November 26, 2019
CropWatch South – November 2019
A few reasonably dry days in the third week of October meant we got 80% of our planned winter barley into seedbeds allowing a pre-em before calling a halt to drilling. The headlands won’t be pretty. Still, at least it’s in and coming through.
Which is more than can be said for most of our wheat. No more than two consecutive days without rain for the past month means we only have about 40% of our crop drilled so far. Frustrating it may be, but it’s worth remembering that in 2012 we drilled a lot of wheat in early December and it did us remarkably well.
Establishing a Winter Crop
We know the key to wheat yields is the weather in May and June rather than when we drill – providing we get a reasonable crop established. This means we are keeping on drilling whenever and wherever we can. Our imperative is to get the seed covered enough to take the pre-em that’s essential if we’re to avoid adding weed-problem insult to late-sowing injury,
At this time of the year we have a good three week window for our pre-em spraying and any black-grass that comes through will be nowhere near as ferocious as earlier. So, getting the crop drilled decently is our only priority.
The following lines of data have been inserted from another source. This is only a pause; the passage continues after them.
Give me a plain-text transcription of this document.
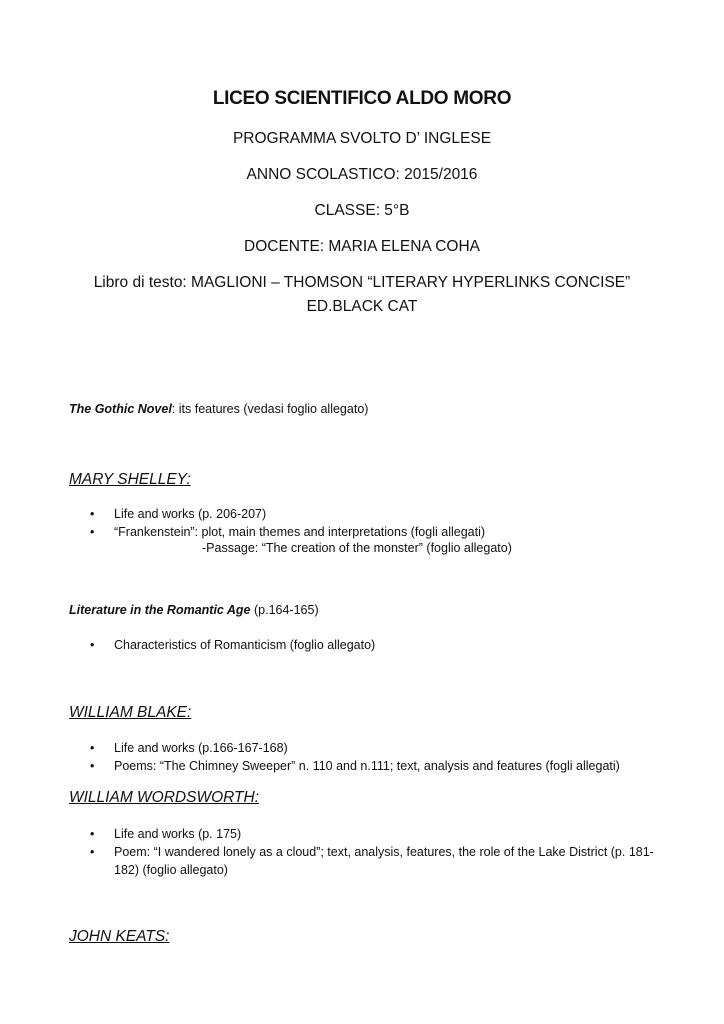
LICEO SCIENTIFICO ALDO MORO
PROGRAMMA SVOLTO D’ INGLESE
ANNO SCOLASTICO: 2015/2016
CLASSE: 5°B
DOCENTE: MARIA ELENA COHA
Libro di testo: MAGLIONI – THOMSON “LITERARY HYPERLINKS CONCISE”
ED.BLACK CAT
The Gothic Novel: its features (vedasi foglio allegato)
MARY SHELLEY:
• Life and works (p. 206-207)
• “Frankenstein”: plot, main themes and interpretations (fogli allegati)
-Passage: “The creation of the monster” (foglio allegato)
Literature in the Romantic Age (p.164-165)
• Characteristics of Romanticism (foglio allegato)
WILLIAM BLAKE:
• Life and works (p.166-167-168)
• Poems: “The Chimney Sweeper” n. 110 and n.111; text, analysis and features (fogli allegati)
WILLIAM WORDSWORTH:
• Life and works (p. 175)
• Poem: “I wandered lonely as a cloud”; text, analysis, features, the role of the Lake District (p. 181-182) (foglio allegato)
JOHN KEATS:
What’s more, it will continue to be our priority through to the end of January. We’d far rather have wheat to market next autumn than spring barley in an almost inevitable glut. And, having been unable to get any of their primary cultivations done, we’re already on the backfoot with our planned spring barley acres, let alone extra ground.
Effective Nutrition is Vital for Late-Drilled Crops
Late wheat sowing means lower disease and pest pressures as well as lower yields, allowing us to cut our early crop protection cloth accordingly. Early and effective crop nutrition will be more important than ever, though. As will early growth regulation to encourage rooting and tillering while combatting the heightened lodging risk from high seed rates and restricted root development.
Although the past three weeks have seen it grow away well, early growth regulation is certainly not on the cards for our OSR. As we deliberately avoided early drilling, we aren’t seeing huge numbers of flea beetle larvae. But slugs are a constant threat with relatively small plants, as are building phoma levels.
Centurion Max (clethodim) on all our worst black-grass fields has given us the breathing space to hold off on propyzamide treatment until January which always gives us the best results. Ahead of this, we will be using prothioconazole for the best disease control with boron and molybdenum to correct deficiencies revealed by early tissue testing and an insecticide to target flea beetle larvae.